Yesterday I went to the Lion Hotel to interview Rhian, the landlady in order to plan the guide brochure for Harlech. We agreed that this should be 'The Lion's Guide to Harlech' since it would be based on her recommendations.
The conversation moved on apace, and at times I felt quite lost in the descriptions of places, and place names as Rhian moved from here to there. I recorded everything so later today will try to piece everything together. We agreed that 'The Lion's Guide to Harlech' would have Taz, the pub dog on the front cover, and we will talk about all that the pub offers, as well as Rhian's tips for what to see and do in Harlech. The Lion is obviously at the Centre of the Community here, getting involved in the twice yearly flower shows, where cake and sloe-gin competitions take place. Rhian had won the Cake competition last time, with her pavlova.
I will have a busy day today, locating Rhian's recommendations.
Also today, I intend to use my 'How to Explore Kit' and have decided to go up to Slidey Rock and explore it, as it seems to be an important local landmark - and spectacular viewing point, and as Rhian says - 'The Best Thing About Harlech? The Views.'
After my meeting with Rhian I went back to the Coleg in time for tea, which was early, as we had a skype appointment with Neil Powell and Finola Gaynor, they toured us around an exhibition of prints by Lance Wyman, at Norwich University College of the Arts.
Then John Brown gave a talk about 'Art in the Age of Materialism.' These talks were recorded in order to be published on the ICAW website.
Today is Wednesday, and we leave in 2 days time, but have so much to do.

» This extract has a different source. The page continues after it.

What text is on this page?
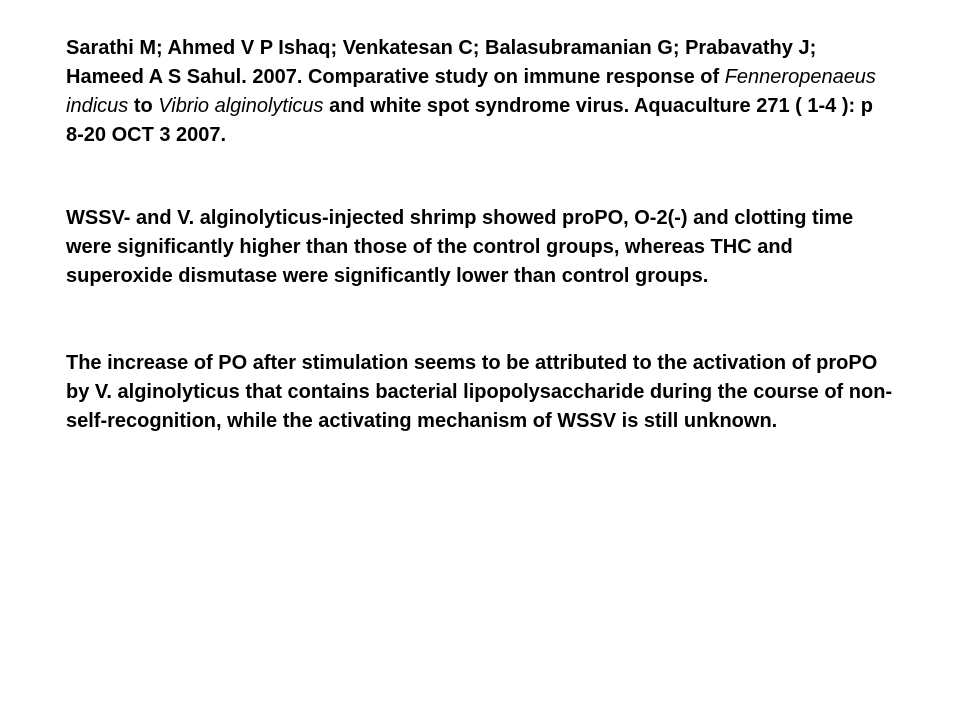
Sarathi M; Ahmed V P Ishaq; Venkatesan C; Balasubramanian G; Prabavathy J; Hameed A S Sahul. 2007. Comparative study on immune response of Fenneropenaeus indicus to Vibrio alginolyticus and white spot syndrome virus. Aquaculture 271 ( 1-4 ): p 8-20 OCT 3 2007.

WSSV- and V. alginolyticus-injected shrimp showed proPO, O-2(-) and clotting time were significantly higher than those of the control groups, whereas THC and superoxide dismutase were significantly lower than control groups.

The increase of PO after stimulation seems to be attributed to the activation of proPO by V. alginolyticus that contains bacterial lipopolysaccharide during the course of non-self-recognition, while the activating mechanism of WSSV is still unknown.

With the 3 meals a day, plus organised talks and happenings there does not seem to be much time to make work, so today, as we have the art burning at 5pm I will miss the lunchtime meeting in order to try to get some more work done.
Before coming on the ICAW International Artist's residency I had made a number of plans which I intended to carry out, but of course once in the situation the place and the people necessarily have an impact on the ideas t be explored.

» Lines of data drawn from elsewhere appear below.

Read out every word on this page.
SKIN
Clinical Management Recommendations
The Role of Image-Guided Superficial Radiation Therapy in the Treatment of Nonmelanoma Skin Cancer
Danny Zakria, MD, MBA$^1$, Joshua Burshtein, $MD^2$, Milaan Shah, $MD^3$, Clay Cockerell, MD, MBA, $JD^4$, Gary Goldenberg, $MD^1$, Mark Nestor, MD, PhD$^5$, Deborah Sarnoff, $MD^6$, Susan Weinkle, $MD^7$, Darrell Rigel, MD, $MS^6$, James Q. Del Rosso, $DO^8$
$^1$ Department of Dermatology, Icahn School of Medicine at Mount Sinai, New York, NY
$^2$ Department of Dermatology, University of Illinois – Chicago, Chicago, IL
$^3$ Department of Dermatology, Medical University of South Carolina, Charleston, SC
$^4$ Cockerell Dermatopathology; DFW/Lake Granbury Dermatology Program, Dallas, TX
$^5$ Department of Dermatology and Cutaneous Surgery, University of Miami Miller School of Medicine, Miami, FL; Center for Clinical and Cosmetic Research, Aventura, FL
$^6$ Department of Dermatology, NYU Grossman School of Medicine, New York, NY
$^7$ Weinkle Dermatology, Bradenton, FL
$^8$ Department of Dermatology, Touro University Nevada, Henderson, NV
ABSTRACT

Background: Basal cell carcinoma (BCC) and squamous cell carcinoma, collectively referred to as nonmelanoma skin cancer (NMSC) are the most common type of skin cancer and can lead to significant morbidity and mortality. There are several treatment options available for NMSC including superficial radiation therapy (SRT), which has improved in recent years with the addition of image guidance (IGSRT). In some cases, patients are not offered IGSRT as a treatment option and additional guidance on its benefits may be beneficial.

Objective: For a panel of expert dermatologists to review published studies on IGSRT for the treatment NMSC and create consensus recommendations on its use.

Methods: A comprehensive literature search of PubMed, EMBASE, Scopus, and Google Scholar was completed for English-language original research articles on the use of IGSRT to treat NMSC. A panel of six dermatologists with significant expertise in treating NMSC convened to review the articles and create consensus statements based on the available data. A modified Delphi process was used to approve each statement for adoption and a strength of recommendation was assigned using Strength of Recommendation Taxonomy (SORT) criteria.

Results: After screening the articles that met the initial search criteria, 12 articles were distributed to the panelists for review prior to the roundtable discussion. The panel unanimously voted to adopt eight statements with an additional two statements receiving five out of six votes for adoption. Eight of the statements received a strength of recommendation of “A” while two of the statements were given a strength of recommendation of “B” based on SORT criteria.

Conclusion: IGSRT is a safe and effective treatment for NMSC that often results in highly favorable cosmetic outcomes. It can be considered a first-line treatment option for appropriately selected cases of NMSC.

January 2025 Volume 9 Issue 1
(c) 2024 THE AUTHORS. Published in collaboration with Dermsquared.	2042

I have brought with me 2 traditional explorer's hats, thinking that this may be a good icebreaker for talking to people here. In fact there has been quite a lot of discussion about the English occupation of Wales, and in conversation with Rhian she discussed how important the re-acquisition of Wales is to the Welsh and how they still celebrate today. It would, therefore seem very inappropriate for me, an English person, to march around the Town in an Explorer's hat - a symbol of colonialism.

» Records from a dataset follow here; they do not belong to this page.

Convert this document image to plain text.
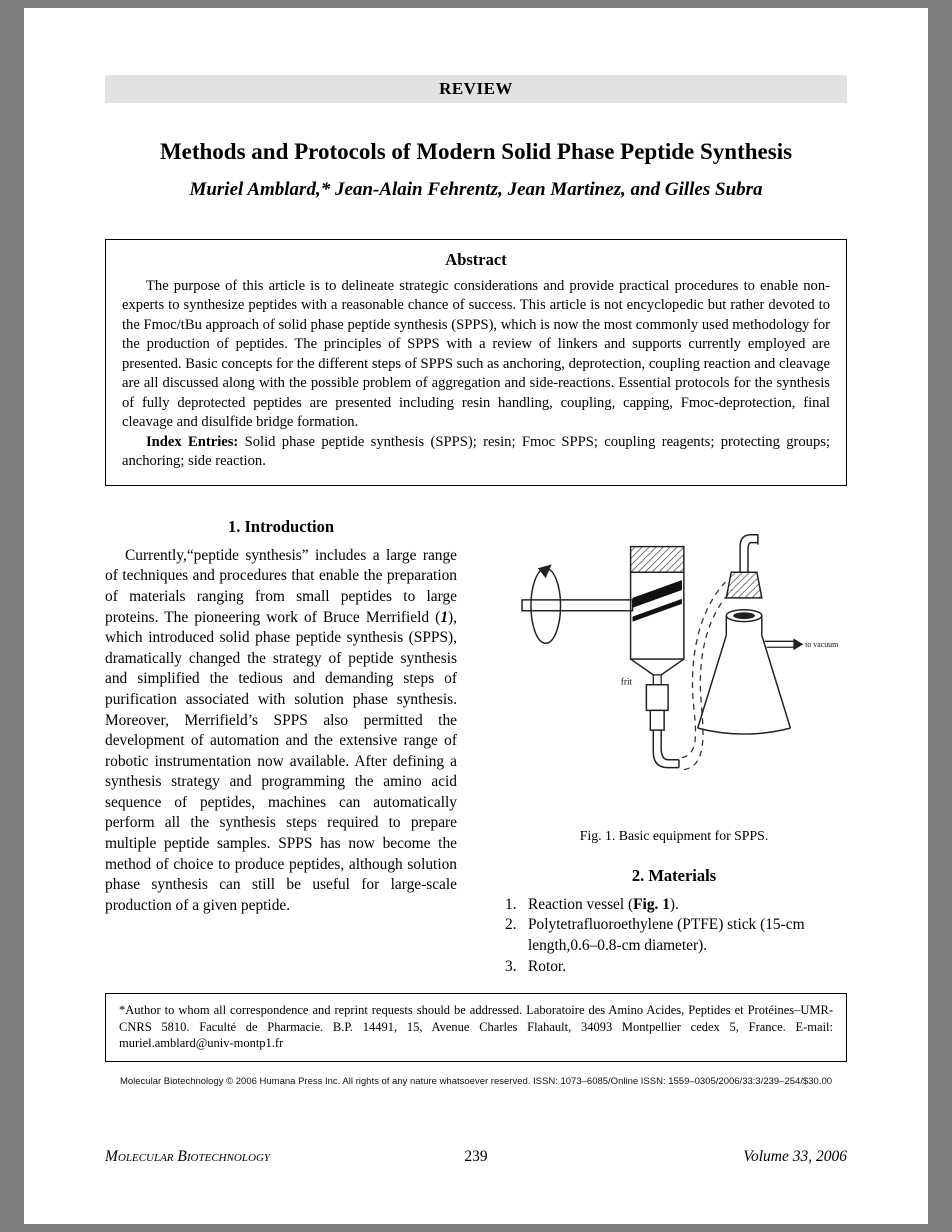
REVIEW
Methods and Protocols of Modern Solid Phase Peptide Synthesis
Muriel Amblard,* Jean-Alain Fehrentz, Jean Martinez, and Gilles Subra
Abstract

The purpose of this article is to delineate strategic considerations and provide practical procedures to enable non-experts to synthesize peptides with a reasonable chance of success. This article is not encyclopedic but rather devoted to the Fmoc/tBu approach of solid phase peptide synthesis (SPPS), which is now the most commonly used methodology for the production of peptides. The principles of SPPS with a review of linkers and supports currently employed are presented. Basic concepts for the different steps of SPPS such as anchoring, deprotection, coupling reaction and cleavage are all discussed along with the possible problem of aggregation and side-reactions. Essential protocols for the synthesis of fully deprotected peptides are presented including resin handling, coupling, capping, Fmoc-deprotection, final cleavage and disulfide bridge formation.

Index Entries: Solid phase peptide synthesis (SPPS); resin; Fmoc SPPS; coupling reagents; protecting groups; anchoring; side reaction.

1. Introduction

Currently,“peptide synthesis” includes a large range of techniques and procedures that enable the preparation of materials ranging from small peptides to large proteins. The pioneering work of Bruce Merrifield (1), which introduced solid phase peptide synthesis (SPPS), dramatically changed the strategy of peptide synthesis and simplified the tedious and demanding steps of purification associated with solution phase synthesis. Moreover, Merrifield’s SPPS also permitted the development of automation and the extensive range of robotic instrumentation now available. After defining a synthesis strategy and programming the amino acid sequence of peptides, machines can automatically perform all the synthesis steps required to prepare multiple peptide samples. SPPS has now become the method of choice to produce peptides, although solution phase synthesis can still be useful for large-scale production of a given peptide.

frit
to vacuum
Fig. 1. Basic equipment for SPPS.
2. Materials
1. Reaction vessel (Fig. 1).
2. Polytetrafluoroethylene (PTFE) stick (15-cm length,0.6–0.8-cm diameter).
3. Rotor.
*Author to whom all correspondence and reprint requests should be addressed. Laboratoire des Amino Acides, Peptides et Protéines–UMR-CNRS 5810. Faculté de Pharmacie. B.P. 14491, 15, Avenue Charles Flahault, 34093 Montpellier cedex 5, France. E-mail: muriel.amblard@univ-montp1.fr
Molecular Biotechnology © 2006 Humana Press Inc. All rights of any nature whatsoever reserved. ISSN: 1073–6085/Online ISSN: 1559–0305/2006/33:3/239–254/$30.00
Molecular Biotechnology	239	Volume 33, 2006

Being thrown together with artists from across Europe can at times be difficult, strangely, though England is right next to Wales I feel foreign here. I have found a small talisman in an antiques shop which I think will remind me of the feelings being thrown up.
It is a tiny shoe with a cat in it - and the word foreign printed across the bottom. It describes how I feel. Sometimes it is good to feel foreign, and sometimes it is confusing. I think that the way I approach practice is also foreign, the other artists seem very confident in their idea of what they are doing. Not a criticism, but an observation is that ICAW seems to be about bringing artists together from across Europe and beyond, it turns out that the group know each other well, having been on these visits in Portugal, Israel and other places. It does not seem so important WHERE the current place is. The works which are due to be made on this residency will travel to Italy, and to Poland and so I suppose need to be able to travel. My practice almost always involves a response to site - here in Harlech I am working with 'Local Experts' to create a guide to Harlech. This is not because I am interested in making guides, but because I am interested in conversations with people about the places they live, I really believe that Local people are experts on the places they live, even if the expertise may not be regarded as data, it gives a more human understanding of place. The problem then is in wondering how the work will travel.
DOUBT. I am suddenly aware of how parochial my work may seem. I am concerned with the small, the overlooked, the insignificant. I am not interested in sweeping gestures and bold statements, and my methods look much like social science techniques more than traditional art techniques. It makes me question my place here.
This can only be a good thing, can't it?
The guide that I am to make with The Lion is more to draw attention to the need for Harlech to be recognised as a place to visit - I want to send the guide to the local tourist board, as a pointer or a marker of the place, not because I want to make a guide for Harlech, but because someone here wonders why there isn't one.